L’audience avait un double objet. D’une part, la présentation officielle d’Alain Blaise Batongue, récemment nommé administrateur directeur général de MSMI. D’autre part, un échange sur les formes de coopération possibles entre l’administration et un acteur industriel privé confronté, comme beaucoup d’autres, à la rareté de compétences immédiatement opérationnelles sur le marché du travail.
Fondée en 2003 à Douala, MSMI intervient dans la maintenance industrielle et la fabrication mécanique, deux segments clés pour une économie qui ambitionne de transformer localement ses matières premières. L’entreprise est aujourd’hui présente dans des secteurs aussi divers que l’agroalimentaire, le textile, l’industrie lourde, le pétrole, la mécanique navale ou encore les activités ferroviaires. Cette diversité d’interventions suppose des profils techniques qualifiés, souvent difficiles à recruter dans un contexte où les formations restent majoritairement théoriques.
C’est sur ce point que l’expérience de MSMI attire l’attention des pouvoirs publics. Sous l’impulsion de sa présidente du conseil d’administration, Ngo Yetna Augustine Audrey, l’entreprise a progressivement investi dans la formation interne et l’accompagnement de jeunes ingénieurs. Le principe est simple : articuler l’enseignement universitaire, les incubateurs académiques et l’entreprise, afin de réduire le décalage entre diplôme et emploi. Concrètement, des étudiants et jeunes diplômés sont exposés aux réalités de la production industrielle, aux contraintes de la maintenance des équipements et aux exigences de qualité propres aux chaînes de valeur industrielles.
Madame Ngo Yetna intervient notamment comme ressource au sein de l’incubateur de la Faculté de génie industriel de Douala. L’objectif n’est pas de se substituer à l’université, mais de compléter la formation académique par des compétences pratiques : lecture de plans mécaniques, mécano-soudure, organisation de la maintenance ou encore respect des normes industrielles. Autant de savoir-faire rarement maîtrisés à la sortie de l’université, mais indispensables pour une insertion rapide dans l’industrie.

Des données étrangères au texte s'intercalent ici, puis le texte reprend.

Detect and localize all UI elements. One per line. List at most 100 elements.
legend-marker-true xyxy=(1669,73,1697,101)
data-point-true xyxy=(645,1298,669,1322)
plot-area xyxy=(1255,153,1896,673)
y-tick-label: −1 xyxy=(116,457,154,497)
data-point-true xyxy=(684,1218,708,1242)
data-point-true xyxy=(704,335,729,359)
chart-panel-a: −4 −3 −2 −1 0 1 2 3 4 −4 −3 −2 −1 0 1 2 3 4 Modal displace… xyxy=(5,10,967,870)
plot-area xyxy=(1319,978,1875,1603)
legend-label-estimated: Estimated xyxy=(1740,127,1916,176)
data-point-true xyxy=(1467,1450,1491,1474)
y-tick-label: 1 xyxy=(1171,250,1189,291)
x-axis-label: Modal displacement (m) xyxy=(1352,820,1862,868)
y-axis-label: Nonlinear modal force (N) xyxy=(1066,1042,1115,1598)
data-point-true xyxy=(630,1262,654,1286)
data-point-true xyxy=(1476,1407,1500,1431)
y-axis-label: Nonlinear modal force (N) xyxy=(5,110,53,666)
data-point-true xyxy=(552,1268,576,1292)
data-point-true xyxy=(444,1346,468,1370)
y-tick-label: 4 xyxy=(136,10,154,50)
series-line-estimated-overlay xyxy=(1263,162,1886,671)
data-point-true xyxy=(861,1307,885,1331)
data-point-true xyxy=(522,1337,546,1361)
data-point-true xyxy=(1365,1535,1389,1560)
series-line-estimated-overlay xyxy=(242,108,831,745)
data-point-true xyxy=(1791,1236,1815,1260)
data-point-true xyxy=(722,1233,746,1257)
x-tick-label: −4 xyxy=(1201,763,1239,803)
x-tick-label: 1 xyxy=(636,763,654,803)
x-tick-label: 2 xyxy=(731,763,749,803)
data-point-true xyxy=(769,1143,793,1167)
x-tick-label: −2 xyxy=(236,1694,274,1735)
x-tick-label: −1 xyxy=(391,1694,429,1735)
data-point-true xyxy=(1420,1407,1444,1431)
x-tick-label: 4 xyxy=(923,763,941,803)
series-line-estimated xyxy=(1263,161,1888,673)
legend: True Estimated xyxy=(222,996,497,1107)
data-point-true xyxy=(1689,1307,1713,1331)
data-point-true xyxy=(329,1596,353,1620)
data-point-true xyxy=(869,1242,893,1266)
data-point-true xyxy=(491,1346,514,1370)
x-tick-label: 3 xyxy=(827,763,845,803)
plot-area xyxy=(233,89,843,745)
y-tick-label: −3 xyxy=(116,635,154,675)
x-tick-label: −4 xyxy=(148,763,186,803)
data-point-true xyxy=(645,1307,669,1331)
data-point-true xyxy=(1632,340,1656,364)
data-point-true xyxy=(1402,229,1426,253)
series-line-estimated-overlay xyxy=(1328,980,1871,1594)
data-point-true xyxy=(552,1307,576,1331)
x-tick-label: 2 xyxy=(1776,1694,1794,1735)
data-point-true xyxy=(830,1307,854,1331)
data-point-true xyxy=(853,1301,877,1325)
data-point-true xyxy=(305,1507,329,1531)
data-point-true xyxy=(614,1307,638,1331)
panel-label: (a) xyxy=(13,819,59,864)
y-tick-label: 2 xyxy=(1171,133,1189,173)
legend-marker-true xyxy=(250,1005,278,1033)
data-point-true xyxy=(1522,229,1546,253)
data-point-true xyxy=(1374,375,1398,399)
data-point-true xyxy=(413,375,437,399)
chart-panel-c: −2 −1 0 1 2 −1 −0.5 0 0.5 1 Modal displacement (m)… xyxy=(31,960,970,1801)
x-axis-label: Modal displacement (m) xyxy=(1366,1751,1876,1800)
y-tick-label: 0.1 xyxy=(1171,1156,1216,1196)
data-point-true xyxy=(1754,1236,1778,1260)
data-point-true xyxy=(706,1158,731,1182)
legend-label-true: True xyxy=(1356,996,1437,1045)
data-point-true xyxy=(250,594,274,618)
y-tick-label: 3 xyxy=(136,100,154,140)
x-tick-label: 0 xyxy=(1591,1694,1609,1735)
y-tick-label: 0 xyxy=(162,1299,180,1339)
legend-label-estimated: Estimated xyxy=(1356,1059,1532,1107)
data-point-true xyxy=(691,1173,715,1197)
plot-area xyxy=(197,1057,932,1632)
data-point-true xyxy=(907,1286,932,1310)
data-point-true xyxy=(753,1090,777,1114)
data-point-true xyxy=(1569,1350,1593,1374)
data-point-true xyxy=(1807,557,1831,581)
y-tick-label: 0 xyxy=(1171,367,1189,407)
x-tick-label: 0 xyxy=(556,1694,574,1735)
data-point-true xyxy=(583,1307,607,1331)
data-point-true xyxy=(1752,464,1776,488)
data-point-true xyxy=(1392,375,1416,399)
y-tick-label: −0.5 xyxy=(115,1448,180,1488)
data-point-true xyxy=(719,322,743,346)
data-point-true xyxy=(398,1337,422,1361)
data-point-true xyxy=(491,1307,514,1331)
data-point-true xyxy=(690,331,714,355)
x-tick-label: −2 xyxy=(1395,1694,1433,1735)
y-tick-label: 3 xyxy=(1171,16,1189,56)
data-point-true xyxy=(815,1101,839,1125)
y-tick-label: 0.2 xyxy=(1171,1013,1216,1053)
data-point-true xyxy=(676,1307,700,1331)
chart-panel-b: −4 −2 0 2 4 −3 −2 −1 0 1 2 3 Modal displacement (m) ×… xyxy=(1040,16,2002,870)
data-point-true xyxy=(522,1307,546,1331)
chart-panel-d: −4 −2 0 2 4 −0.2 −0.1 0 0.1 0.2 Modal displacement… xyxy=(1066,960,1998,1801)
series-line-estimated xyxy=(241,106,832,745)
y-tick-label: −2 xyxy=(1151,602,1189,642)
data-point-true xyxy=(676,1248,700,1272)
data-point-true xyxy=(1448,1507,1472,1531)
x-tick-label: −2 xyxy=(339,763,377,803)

Cette approche répond à un déficit structurel largement documenté au Cameroun : chaque année, des milliers de diplômés issus des filières scientifiques et techniques peinent à accéder à un emploi qualifié, tandis que les entreprises industrielles dénoncent un manque de profils adaptés. En internalisant une partie de l’effort de formation, MSMI tente de sécuriser ses besoins en compétences tout en contribuant à l’employabilité des jeunes.
La dimension sociale de ce modèle n’est pas absente. L’entreprise met également en avant l’intégration des femmes dans des métiers industriels traditionnellement masculins. Sans discours militant, la stratégie repose sur l’élargissement du vivier de compétences disponibles, dans un contexte où la pénurie de techniciens et d’ingénieurs qualifiés constitue un frein à la montée en gamme de l’industrie locale.
Sur le plan macroéconomique, l’intérêt de l’administration pour ce type d’initiative s’inscrit dans une logique plus large de développement industriel endogène. Le Cameroun cherche à renforcer ses capacités de transformation locale et à réduire sa dépendance aux importations de biens manufacturés. Cette ambition suppose un capital humain adapté, capable d’exploiter, de maintenir et de faire évoluer les outils industriels.
Au-delà du cadre national, le profil international de la direction de MSMI confère à cette expérience une portée plus large. Présente dans des réseaux liés aux projets stratégiques des BRICS et impliquée dans les échanges Russie–Afrique, l’entreprise se positionne comme un point de contact entre les standards industriels internationaux et les réalités locales de formation et d’emploi.
L’audience entre le MINPMEESA et MSMI n’a pas débouché sur des annonces chiffrées, mais elle illustre une orientation : faire de l’entreprise un acteur central de la formation des compétences industrielles. Dans un pays où l’emploi des jeunes demeure l’un des principaux défis économiques et sociaux, ce modèle, fondé sur l’articulation entre université, incubateurs et industrie, apparaît comme une réponse pragmatique aux limites actuelles du système de formation.